An independent publisher that’s been bringing northern European hits to Italian readers for decades is embarking on a new chapter.
With a pensive look on his face, publisher Pietro Biancardi is holding up two cover proposals for a guide to Greece, both featuring shades of blue in the design. “I thought this one looked best, no?” he says. “There’s a subtle reference with the blue and white colours that call to mind the Greek flag.”
Biancardi’s attention to detail – he has used thread-stitched binding and a mix of paper stocks for the book, as well as commissioning a World Press Photo winner to snap the images – is part of what makes his publishing house, Iperborea, stand out from the pack in Italy.
This new travel-guide series, called The Passenger, is a step in an uncharted direction. For decades Iperborea was known in Italy as the champion of another, very specific niche. Founded in 1987 by Biancardi’s mother Emilia Lodigiani, Milan-based Iperborea has always been committed to introducing Italian readers to authors from northern Europe. “I spent my early years in Paris with my parents,” says Biancardi. “My mother discovered Scandinavian authors in bookshops there but was frustrated on her return to Italy to not find any works translated into Italian.”

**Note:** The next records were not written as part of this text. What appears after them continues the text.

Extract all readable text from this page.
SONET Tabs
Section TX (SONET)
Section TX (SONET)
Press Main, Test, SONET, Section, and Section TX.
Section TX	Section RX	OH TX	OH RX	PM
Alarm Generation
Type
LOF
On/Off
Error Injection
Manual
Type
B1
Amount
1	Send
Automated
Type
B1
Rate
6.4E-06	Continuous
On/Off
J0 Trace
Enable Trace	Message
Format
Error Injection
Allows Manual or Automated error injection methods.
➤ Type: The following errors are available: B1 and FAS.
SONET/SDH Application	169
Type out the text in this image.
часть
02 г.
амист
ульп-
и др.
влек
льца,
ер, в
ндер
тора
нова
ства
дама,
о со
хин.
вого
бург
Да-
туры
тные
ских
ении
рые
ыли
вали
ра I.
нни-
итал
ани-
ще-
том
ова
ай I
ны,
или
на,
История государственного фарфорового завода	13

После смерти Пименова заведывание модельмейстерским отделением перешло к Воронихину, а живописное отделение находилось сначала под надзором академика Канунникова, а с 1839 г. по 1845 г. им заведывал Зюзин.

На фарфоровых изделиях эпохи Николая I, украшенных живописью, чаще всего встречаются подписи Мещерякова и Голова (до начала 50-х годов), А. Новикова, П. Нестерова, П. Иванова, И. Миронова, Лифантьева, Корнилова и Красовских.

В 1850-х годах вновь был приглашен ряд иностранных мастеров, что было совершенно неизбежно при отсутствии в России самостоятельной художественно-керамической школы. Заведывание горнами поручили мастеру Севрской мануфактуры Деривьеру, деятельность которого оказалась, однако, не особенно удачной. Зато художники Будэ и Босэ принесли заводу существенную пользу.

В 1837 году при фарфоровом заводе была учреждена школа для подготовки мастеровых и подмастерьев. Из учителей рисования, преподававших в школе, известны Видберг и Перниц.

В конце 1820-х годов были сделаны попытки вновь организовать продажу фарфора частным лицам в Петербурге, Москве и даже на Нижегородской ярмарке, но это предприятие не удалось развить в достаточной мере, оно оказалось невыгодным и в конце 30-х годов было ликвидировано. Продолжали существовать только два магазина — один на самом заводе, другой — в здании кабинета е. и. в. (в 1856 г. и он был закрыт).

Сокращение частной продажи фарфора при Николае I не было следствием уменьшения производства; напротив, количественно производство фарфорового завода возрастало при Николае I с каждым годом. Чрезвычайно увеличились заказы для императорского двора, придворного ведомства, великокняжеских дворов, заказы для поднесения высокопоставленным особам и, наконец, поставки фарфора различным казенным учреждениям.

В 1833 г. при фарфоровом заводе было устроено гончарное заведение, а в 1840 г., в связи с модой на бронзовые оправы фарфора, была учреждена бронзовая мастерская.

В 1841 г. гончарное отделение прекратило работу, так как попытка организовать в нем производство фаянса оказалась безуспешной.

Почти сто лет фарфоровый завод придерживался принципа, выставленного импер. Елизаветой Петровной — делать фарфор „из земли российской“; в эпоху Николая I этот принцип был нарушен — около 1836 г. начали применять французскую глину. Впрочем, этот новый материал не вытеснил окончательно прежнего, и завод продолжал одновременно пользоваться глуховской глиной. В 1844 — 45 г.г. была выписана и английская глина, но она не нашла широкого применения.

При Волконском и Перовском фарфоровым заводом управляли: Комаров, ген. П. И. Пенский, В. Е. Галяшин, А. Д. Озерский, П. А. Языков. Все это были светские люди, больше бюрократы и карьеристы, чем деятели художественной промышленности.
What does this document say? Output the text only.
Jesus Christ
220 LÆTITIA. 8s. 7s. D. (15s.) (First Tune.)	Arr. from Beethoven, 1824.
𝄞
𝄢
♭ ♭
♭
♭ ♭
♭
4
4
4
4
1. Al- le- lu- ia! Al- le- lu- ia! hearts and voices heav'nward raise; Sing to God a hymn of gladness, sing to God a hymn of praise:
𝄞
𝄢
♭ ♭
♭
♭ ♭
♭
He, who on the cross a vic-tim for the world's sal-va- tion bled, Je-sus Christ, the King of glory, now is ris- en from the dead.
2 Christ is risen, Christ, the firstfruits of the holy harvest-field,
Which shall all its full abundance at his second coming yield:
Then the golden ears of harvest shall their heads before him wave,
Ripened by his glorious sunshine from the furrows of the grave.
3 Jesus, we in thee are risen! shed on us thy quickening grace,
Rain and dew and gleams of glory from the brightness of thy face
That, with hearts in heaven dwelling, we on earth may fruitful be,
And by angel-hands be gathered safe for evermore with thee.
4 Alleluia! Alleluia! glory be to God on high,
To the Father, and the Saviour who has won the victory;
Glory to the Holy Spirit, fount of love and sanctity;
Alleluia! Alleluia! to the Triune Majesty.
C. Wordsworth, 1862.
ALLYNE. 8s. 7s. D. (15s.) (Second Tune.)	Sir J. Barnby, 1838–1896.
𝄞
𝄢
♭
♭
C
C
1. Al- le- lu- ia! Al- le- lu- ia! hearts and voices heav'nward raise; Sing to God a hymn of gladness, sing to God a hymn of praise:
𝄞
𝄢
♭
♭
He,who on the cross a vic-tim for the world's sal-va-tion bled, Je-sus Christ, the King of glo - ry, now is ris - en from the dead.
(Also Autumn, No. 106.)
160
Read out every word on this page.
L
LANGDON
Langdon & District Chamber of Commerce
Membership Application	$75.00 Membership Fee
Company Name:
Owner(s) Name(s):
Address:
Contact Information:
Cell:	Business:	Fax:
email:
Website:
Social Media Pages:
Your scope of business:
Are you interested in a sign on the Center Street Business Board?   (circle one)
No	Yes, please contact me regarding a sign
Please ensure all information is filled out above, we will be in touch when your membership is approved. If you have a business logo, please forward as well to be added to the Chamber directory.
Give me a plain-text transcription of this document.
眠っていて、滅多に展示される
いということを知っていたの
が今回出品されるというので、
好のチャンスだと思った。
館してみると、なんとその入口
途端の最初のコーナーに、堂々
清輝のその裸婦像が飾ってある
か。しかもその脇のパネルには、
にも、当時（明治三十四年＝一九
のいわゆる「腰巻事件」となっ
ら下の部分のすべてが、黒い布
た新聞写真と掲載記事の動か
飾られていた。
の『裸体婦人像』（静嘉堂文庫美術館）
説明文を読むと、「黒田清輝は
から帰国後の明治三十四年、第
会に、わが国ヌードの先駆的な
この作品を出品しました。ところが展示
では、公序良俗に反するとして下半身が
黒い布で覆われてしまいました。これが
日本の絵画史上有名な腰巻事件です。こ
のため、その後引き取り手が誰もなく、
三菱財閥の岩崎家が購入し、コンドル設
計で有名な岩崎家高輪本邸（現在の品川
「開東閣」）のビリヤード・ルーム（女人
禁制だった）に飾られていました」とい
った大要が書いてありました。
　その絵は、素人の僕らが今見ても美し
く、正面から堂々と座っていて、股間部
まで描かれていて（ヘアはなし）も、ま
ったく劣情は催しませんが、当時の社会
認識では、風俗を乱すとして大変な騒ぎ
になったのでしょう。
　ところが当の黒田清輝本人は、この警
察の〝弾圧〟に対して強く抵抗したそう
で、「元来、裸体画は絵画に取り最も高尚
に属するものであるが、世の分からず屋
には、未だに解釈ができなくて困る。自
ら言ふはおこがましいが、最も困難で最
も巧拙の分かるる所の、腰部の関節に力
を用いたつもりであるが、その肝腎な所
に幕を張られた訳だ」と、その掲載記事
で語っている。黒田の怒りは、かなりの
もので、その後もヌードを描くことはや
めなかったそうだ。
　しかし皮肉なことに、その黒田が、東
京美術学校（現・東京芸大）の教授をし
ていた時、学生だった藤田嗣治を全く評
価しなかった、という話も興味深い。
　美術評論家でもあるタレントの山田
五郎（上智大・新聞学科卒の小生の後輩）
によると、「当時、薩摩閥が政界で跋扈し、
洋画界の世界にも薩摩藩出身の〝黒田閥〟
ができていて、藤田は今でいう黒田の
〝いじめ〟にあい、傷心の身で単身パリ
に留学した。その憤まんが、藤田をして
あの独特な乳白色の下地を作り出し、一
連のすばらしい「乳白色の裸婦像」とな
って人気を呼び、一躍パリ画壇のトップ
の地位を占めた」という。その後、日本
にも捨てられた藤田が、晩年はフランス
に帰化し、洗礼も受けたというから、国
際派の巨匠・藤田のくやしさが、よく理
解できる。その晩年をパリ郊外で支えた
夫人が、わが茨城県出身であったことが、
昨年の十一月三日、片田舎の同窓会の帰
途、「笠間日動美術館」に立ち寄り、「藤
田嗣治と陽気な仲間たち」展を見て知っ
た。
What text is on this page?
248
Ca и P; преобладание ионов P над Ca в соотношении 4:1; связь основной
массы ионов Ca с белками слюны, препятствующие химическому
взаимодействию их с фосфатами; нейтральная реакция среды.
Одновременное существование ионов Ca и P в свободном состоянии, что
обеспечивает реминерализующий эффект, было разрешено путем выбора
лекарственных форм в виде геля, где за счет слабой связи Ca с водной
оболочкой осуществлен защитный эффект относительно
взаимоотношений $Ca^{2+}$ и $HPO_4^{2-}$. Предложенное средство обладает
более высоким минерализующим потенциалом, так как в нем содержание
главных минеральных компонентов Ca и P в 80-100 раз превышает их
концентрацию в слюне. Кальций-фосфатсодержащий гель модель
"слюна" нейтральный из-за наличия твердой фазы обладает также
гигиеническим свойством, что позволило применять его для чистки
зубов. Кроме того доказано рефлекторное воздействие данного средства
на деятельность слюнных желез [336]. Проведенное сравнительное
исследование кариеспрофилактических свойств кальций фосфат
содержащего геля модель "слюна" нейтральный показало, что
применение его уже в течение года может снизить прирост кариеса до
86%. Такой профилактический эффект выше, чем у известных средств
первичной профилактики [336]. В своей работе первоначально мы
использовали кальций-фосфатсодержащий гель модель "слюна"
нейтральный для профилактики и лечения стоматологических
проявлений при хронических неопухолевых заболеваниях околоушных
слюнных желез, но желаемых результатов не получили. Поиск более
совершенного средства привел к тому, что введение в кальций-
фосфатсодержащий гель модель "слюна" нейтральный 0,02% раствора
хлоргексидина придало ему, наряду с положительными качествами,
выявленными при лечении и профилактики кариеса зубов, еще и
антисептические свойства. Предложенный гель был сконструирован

Soon after, Lodigiani got to work setting up a publishing house that would bring contemporary and classic writers from the top of the continent to readers in the Bel Paese. “We focus on proper literature and avoid Nordic noir or Scandinavian crime-fiction titles,” says Biancardi. He shows off a snowy, dark-grey landscape drawn by award-winning illustrator Emiliano Ponzi for the cover of a title by Icelandic author Jón Kalman Stefánsson.
To attract bookshop browsers, Biancardi (who is also part-owner of independent Milanese bookshop Verso) commissions Ponzi and others to make attractive designs that pull in the reader’s eye. Often Iperborea plays around with the format – shrinking the size of a novel to 10cm by 20cm, which is easier to read when squeezed up against commuters on a train. “It fits in the back pocket of your jeans like an iPhone,” says Biancardi as he demonstrates the portability of the publisher’s titles.
The same goes for children’s books. Iperborea has created a leaflet-style format for a series of Moomin comic books from popular children’s author Tove Jansson, which makes these titles easy to carry around. Young readers are a key segment for the publisher: the catalogue is replete with staple Scandi names such as Astrid Lindgren and Ulf Stark.
To date Iperborea has brought dozens of cold-climate authors – along with a more recent crop of Dutch and Belgian writers – to fans south of the Alps. Among the most successful works is the 1975 picaresque novel The Year of the Hare by Finnish author Arto Paasilinna, which has sold more than 120,000 copies. “We enjoy opening our readers to new experiences where they can really delve into a culture and interesting narratives,” says Biancardi.
Expanding into the production of travel guides seemed like the natural progression for this energetic publisher. Iperborea’s travel series The Passenger initially launched last year with titles dedicated to whole countries – but this autumn it is starting a new city-focused series beginning with Berlin (the release is timed to celebrate 30 years since the fall of the wall). Put together by a 13-strong team, the guides contain 200-odd pages of long-form essays, articles and infographics analysing key themes to help the curious learn more about what makes these places tick. “We commission Italian authors and pieces from foreign authors to create a portrait of that nation or city. It has to have a long shelf-life so we need to focus on subjects that won’t become out of date next year,” says Biancardi.
He opens the Portugal guide to show us a piece on surfing. “We like to explore overlooked areas,” he adds. “Everyone knows football is big in Portugal but the surfing culture is a vital component of that maritime nation.” For the Greece edition he steered clear of mentioning the economic crisis, preferring instead to zoom in on topics such as rebetiko: a Greek urban music genre dating to the 1920s that has undergone a revival in recent years.
While The Passenger’s print run is now set at about 15,000 copies, an English-language edition confirmed for next year is sure to bump up that figure. “There is a market for these narrative, alternative guides. People want to explore and they want to do it via print, not on their phone.”
Savvy readers should definitely get on board.